Sim, quase nada. É um disco muito, como se diz hoje, orgânico. E foi pegar nos instrumentos, ligar o gravador e vamos lá... Há canções gravadas ao primeiro «take»... Se calhar, se fosse eu a produzir, editaria, reeditaria, samplava... Mas a natureza do disco não era essa: tem muito calor.

No novo álbum também há menos presença de géneros brasileiros como o forró, o baião ou o samba e uma presença constante de géneros norte-americanos...

Sim, originalmente norte-americanos mas já adoptados em todo o mundo há muito tempo. Em Espanha temos o Joaquín Sabina, em Portugal temos o Jorge Palma, etc, etc... E eu tenho um amor sincero por esses géneros norte-americanos. As canções que eu mandei para os produtores já tinham essa carga. Os produtores podem é ter acentuado esse lado. E não, não há referências à música brasileira. Mas isso foi propositado. Foi uma questão de foco. Eu estou a fechar o universo dos discos - é por isso que vou fazer um só com variações de samba - porque estou cansado de discos, como o «Vô Imbolá», em que há rap com embolada, samba de roda, baladas.
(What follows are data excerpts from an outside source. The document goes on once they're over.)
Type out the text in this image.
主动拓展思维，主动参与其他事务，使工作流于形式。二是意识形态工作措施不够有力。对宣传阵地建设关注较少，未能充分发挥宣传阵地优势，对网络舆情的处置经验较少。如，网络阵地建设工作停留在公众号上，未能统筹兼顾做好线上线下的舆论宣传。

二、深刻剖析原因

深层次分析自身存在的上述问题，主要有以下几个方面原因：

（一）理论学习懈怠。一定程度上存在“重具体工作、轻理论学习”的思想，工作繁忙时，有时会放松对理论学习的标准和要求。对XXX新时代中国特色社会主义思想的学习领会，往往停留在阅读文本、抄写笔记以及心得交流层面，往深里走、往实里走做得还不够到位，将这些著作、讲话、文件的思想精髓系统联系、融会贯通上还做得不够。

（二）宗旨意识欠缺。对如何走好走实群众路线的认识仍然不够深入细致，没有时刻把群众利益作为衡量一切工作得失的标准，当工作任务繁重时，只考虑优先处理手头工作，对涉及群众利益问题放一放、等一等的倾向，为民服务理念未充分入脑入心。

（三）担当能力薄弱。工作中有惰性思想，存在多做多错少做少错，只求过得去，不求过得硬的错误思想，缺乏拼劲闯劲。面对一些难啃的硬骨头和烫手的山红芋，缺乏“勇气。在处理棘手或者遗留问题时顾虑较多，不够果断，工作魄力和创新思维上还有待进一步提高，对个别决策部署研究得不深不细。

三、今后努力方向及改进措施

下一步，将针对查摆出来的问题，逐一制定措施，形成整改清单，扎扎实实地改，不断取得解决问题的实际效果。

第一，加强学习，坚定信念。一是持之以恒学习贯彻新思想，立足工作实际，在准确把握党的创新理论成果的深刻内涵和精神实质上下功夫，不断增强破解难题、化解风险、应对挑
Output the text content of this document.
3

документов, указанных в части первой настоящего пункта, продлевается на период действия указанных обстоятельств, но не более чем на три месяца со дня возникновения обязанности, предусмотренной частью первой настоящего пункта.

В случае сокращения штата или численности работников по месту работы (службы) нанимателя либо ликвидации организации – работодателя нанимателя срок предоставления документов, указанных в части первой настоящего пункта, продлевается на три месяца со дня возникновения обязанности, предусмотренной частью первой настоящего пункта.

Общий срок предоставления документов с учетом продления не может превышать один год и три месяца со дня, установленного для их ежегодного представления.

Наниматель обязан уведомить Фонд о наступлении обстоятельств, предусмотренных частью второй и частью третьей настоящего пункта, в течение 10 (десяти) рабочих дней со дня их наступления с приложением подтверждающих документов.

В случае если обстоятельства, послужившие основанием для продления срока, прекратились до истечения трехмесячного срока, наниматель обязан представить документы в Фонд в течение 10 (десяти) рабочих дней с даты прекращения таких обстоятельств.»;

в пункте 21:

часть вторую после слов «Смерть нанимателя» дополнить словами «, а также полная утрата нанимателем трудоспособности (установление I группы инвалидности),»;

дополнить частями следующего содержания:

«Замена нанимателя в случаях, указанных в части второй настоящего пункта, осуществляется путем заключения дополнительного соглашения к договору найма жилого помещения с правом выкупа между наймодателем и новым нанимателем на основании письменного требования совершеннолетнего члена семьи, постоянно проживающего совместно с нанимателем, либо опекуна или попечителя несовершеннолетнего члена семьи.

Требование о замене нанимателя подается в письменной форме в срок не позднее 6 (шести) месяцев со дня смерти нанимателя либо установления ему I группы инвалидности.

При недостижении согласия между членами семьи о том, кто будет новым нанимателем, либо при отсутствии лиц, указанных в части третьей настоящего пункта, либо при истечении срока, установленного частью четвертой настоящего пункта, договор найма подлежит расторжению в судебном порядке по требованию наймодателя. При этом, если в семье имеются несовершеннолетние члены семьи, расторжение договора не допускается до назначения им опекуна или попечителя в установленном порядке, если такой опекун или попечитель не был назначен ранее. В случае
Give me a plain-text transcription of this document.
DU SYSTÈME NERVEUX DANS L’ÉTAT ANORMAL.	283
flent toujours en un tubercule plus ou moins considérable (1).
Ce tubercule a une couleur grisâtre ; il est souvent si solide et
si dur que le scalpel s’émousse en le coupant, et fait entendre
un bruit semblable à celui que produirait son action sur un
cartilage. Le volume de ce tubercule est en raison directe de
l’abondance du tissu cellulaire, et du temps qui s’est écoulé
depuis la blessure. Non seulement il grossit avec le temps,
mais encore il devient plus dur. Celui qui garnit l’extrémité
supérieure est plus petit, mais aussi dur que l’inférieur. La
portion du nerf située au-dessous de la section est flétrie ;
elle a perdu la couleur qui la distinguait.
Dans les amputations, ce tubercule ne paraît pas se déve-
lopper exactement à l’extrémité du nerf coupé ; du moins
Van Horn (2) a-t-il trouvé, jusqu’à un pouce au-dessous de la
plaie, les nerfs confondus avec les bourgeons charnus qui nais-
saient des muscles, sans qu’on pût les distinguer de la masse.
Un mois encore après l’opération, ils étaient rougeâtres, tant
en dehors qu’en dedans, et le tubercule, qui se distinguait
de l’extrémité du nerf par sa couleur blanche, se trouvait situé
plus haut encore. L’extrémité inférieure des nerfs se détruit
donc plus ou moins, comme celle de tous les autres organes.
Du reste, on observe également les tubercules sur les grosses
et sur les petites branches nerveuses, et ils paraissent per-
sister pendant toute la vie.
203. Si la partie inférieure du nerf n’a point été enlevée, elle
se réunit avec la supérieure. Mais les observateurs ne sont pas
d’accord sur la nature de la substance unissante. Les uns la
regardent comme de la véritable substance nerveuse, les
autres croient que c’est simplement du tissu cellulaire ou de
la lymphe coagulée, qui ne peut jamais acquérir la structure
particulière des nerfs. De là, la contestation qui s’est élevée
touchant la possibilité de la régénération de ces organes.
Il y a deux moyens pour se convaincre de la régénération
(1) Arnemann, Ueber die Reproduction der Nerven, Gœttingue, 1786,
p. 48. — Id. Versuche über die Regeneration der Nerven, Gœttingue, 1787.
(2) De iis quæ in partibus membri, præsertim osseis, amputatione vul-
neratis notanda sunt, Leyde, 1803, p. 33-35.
Cansei disso.

Outra diferença: no novo álbum os poemas são mais acessíveis, menos experimentais, com menos jogos de palavras...

É verdade que este disco tem uma poética, uma métrica, mais tradicional, talvez porque as canções se prestam mais a isso. Ficaria um pouco deslocado fazer uma letra muito abstracta em canções com estas características. Mas não foi intencional. E neste disco também há letras de outras pessoas. Do Murilo Mendes, por exemplo, que é um poeta fantástico.

Há uma referência aos Mutantes neste disco. O tropicalismo continua a ser uma fonte de inspiração?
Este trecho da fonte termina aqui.